Mais mon hôte, ne voulant sans doute pas qu’il se tirât aussi aisément d’affaire, barra de telle sorte le chemin avec son propre cheval, que le quaker ne pouvait continuer sa route, sans s’enfoncer dans la fondrière, ou gravir le banc de sable : or il ne lui était pas possible de tenter l’un ou l’autre, sans s’exposer à un péril qu’il ne semblait pas disposé à courir. Il s’arrêta donc, comme pour attendre que mon compagnon lui fît de la place ; et, tandis qu’ils restaient ainsi l’un vis-à-vis de l’autre, je ne pus m’empêcher de penser qu’ils formaient un assez bon emblème de la paix et de la guerre ; car, bien que mon hôte fût sans armes, pourtant toutes ses manières, son sévère regard et l’aplomb avec lequel il se tenait à cheval, dénotaient un militaire sans uniforme. Il accosta le quaker avec ces mots : — « Holà ! ami Josué : — tu es de bonne heure en route ce matin. L’esprit t’a-t-il inspiré à toi et à tes justes frères d’agir avec quelque honnêteté, et d’ôter les filets qui empêchent le poisson de remonter la rivière ?

— Non certainement, ami, » répondit Josué avec fermeté, mais en même temps avec un ton de bonne humeur. « Tu ne dois pas t’attendre à ce que nos mains défassent ce que nos bourses ont fait. Toi, tu prends le poisson avec épieux, lignes et pièges ; nous, c’est avec des embûches et des filets que font agir le flux et le reflux de la marée. Chacun fait ce qui lui semble le mieux pour s’assurer une part des biens que la Providence a répandus dans la rivière, et ce, en se renfermant dans ses limites. Je te prie de ne pas nous chercher querelle ; car tu ne souffriras aucun tort de notre part.

Sois assuré que je n’en souffrirai de la part de personne, repliqua le pêcheur, que son chapeau soit retroussé ou à larges bords.
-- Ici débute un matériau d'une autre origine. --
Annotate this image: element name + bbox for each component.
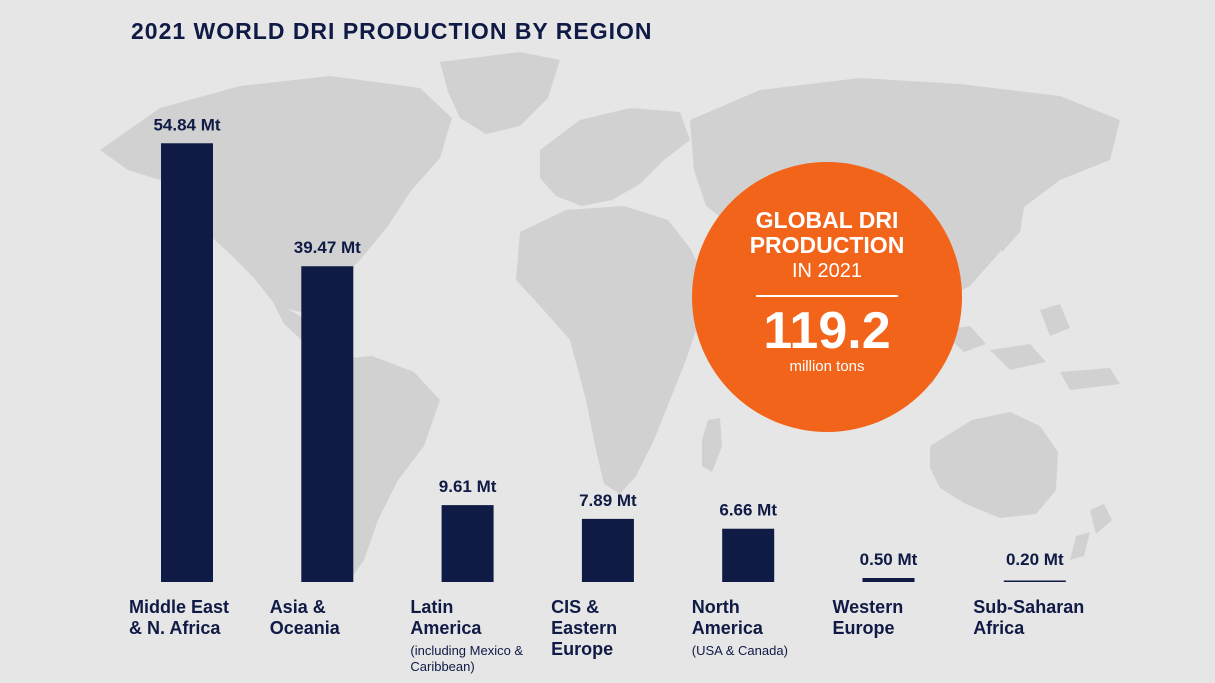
badge-value: 119.2 <box>763 302 891 360</box>
bar-value-label-6: 0.20 Mt <box>1006 550 1064 569</box>
category-label-1: Asia & Oceania <box>270 597 410 639</box>
badge-line-2: PRODUCTION <box>749 232 905 258</box>
bar-4 <box>722 528 775 582</box>
category-label-line: Sub-Saharan <box>973 597 1085 617</box>
bar-1 <box>301 266 354 582</box>
bar-value-label-3: 7.89 Mt <box>579 491 637 510</box>
bar-value-label-5: 0.50 Mt <box>860 550 918 569</box>
category-label-0: Middle East & N. Africa <box>129 597 269 639</box>
category-label-line: Europe <box>551 639 614 659</box>
bar-value-label-0: 54.84 Mt <box>153 115 220 134</box>
bar-value-label-4: 6.66 Mt <box>719 501 777 520</box>
category-label-line: North <box>691 597 740 617</box>
bar-value-label-2: 9.61 Mt <box>439 477 497 496</box>
badge-line-3: IN 2021 <box>791 260 863 282</box>
category-label-line: Latin <box>410 597 454 617</box>
category-label-2: Latin America (including Mexico & Caribbea… <box>410 597 550 675</box>
category-note-2: (including Mexico & Caribbean) <box>410 643 524 674</box>
bar-2 <box>441 505 494 582</box>
category-label-line: Asia & <box>269 597 326 617</box>
bar-0 <box>161 143 213 582</box>
chart-title: 2021 WORLD DRI PRODUCTION BY REGION <box>131 18 653 44</box>
badge-unit: million tons <box>789 358 865 375</box>
global-production-badge: GLOBAL DRI PRODUCTION IN 2021 119.2 mill… <box>692 162 962 432</box>
bar-5 <box>862 578 915 582</box>
category-label-line: Oceania <box>269 618 340 638</box>
category-label-5: Western Europe <box>833 597 973 639</box>
badge-line-1: GLOBAL DRI <box>755 207 899 233</box>
category-label-line: & N. Africa <box>129 618 221 638</box>
bar-6 <box>1003 580 1066 582</box>
bar-3 <box>581 518 634 582</box>
category-label-line: America <box>691 618 763 638</box>
category-label-6: Sub-Saharan Africa <box>973 597 1113 639</box>
category-label-line: Europe <box>832 618 895 638</box>
category-label-line: CIS & <box>551 597 600 617</box>
bar-value-label-1: 39.47 Mt <box>294 238 361 257</box>
category-label-line: America <box>410 618 482 638</box>
category-label-3: CIS & Eastern Europe <box>551 597 691 660</box>
category-note-4: (USA & Canada) <box>691 643 788 658</box>
category-label-line: Western <box>832 597 904 617</box>
category-label-line: Middle East <box>129 597 230 617</box>
badge-divider <box>756 295 898 297</box>
category-label-line: Africa <box>973 618 1025 638</box>
category-label-line: Eastern <box>551 618 618 638</box>
category-label-4: North America (USA & Canada) <box>692 597 832 659</box>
Je vous le dis sans détours, Josué Geddes, vous et vos associés, vous employez un moyen illégal, pour détruire le poisson dans la Solway, avec vos filets à pieux et vos réservoirs ; et nous, qui pêchons loyalement et en hommes, comme ont pêché nos pères, nous avons chaque année, chaque jour, moins d’amusement et de profit. Ne croyez pas que la gravité, ou l’hypocrisie, vous tire désormais d’affaire comme autrefois. Le monde vous connaît, et nous vous connaissons. Vous voulez détruire le saumon qui fait vivre cinquante pauvres familles, puis vous essuyer les lèvres, et aller faire un discours à la réunion. Mais n’espérez pas qu’il en soit toujours ainsi. Je vous en avertis, nous tomberons sur vous un matin, et nous ne laisserons pas un seul pied debout dans les eaux de la Solway. La marée descendante les emportera tous, et tant mieux pour vous si nous n’envoyons pas les propriétaires les joindre.

— Ami, répliqua Josué avec un sourire contraint, « si je ne savais pas que tu parles sans avoir l’intention d’agir, je te dirais que nous sommes protégés par les lois de ce pays ; et nous ne comptons pas moins en recevoir protection, bien que nos principes ne nous permettent pas de recourir à aucun acte de violence ouverte pour nous défendre.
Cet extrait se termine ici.